Der schon wieder: Wolfgang Rolff ging Michel Platini (re.) erfolgreich auf die Nerven. imago sportfotodienst
Zu verdanken war das Happels modernen Elementen wie Pressing, das nicht selten sein nimmermüder Spielmacher Magath auslöste. Auf diese Idee wäre Platini wohl nie gekommen. Ihre Fitness erlaubte den Rothosen auch eine disziplinierte Raumaufteilung samt hoher letzter Linie und fast schon italienischem Umschaltspiel. Heterogene Turiner konnten einem beinahe ein wenig leidtun.
"Juventus zeigte einen überholten Fußball, basierend auf lauter Einzelspielern. Wir haben Fußball der Zukunft gezeigt", frohlockte HSV-Libero Holger Hieronymus, auf den nach dem Seitenwechsel deutlich mehr Arbeit zukommen sollte. Wie vielseitig diese Happel-Mannschaft wirklich war, präsentierte sie so richtig nämlich erst im zweiten Abschnitt, als Trapattoni auf die Schachzüge seines Gegenübers reagierte, Tardelli in zentralerer Rolle aufkam und plötzlich Juve den Ton angab.
Platinis Eingeständnis
Ganz uneitel nahm der amtierende und kommende deutsche Meister aber auch die passive Rolle an und bewies Nehmerqualitäten, selbst für tiefes Verteidigen war man sich phasenweise nicht zu schade. Dann mal wieder etwas höher stehen, ein wenig den Ball halten, auch mal einen Konter fahren, den Favoriten mit Happels Abseitsfalle zur Verzweiflung bringen. Und jeder lief kompromisslos für den Nebenmann. Von gekränkten Egos keine Spur. Noch nicht einmal auf italienischer Seite, wo Platini in der Schlussphase vehement einen Foulelfmeter gefordert hatte. "Daran lag es nicht. Der HSV war einfach besser", gab der Ausnahmekönner hinterher unverhohlen zu.

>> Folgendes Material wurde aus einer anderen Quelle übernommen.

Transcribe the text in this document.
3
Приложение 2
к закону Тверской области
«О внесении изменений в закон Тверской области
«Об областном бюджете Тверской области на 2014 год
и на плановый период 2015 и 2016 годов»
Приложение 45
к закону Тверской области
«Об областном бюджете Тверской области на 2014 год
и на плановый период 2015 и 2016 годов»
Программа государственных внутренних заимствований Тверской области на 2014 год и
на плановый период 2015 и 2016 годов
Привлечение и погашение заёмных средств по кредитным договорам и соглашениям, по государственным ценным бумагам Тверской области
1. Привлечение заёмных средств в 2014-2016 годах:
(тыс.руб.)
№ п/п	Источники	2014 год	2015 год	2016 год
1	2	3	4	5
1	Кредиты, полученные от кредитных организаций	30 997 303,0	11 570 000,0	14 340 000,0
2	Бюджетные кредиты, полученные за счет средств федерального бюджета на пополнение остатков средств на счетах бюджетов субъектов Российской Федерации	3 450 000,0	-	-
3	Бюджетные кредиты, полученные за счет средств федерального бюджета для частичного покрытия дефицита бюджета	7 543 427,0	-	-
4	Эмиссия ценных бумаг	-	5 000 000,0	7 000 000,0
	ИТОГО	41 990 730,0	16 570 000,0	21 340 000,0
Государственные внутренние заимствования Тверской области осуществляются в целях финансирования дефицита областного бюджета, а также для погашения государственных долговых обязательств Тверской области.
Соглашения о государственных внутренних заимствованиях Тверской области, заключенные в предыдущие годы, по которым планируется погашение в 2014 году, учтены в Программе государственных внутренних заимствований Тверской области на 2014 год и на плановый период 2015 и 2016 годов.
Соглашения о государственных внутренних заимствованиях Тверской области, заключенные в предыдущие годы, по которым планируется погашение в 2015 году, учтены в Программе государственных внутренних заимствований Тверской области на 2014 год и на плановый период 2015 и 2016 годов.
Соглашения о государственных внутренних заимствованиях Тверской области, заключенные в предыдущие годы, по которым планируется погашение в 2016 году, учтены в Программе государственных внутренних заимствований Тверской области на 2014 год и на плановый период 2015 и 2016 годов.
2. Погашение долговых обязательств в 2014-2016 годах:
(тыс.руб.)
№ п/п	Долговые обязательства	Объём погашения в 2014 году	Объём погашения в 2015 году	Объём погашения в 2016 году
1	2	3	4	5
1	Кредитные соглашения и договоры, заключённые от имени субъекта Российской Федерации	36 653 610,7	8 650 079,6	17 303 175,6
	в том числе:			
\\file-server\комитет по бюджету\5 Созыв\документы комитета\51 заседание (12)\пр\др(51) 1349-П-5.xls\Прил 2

Tatsächlich hätten die Turiner sogar höher verlieren können. Während sie Hamburgs Stürmer Hrubesch und Bastrup zwar kaltgestellt bekamen, wurde ausgerechnet Platini-Bewacher Rolff zum offensiven Faktor. Noch in der ersten Hälfte hatte er vermeintlich auf 2:0 gestellt, der Abseitspfiff war eine Fehlentscheidung gewesen. Platini war den Weg gar nicht mitgegangen. So haben nicht die besseren Spieler das Landesmeister-Finale 1983 gewonnen. Aber die bessere Mannschaft.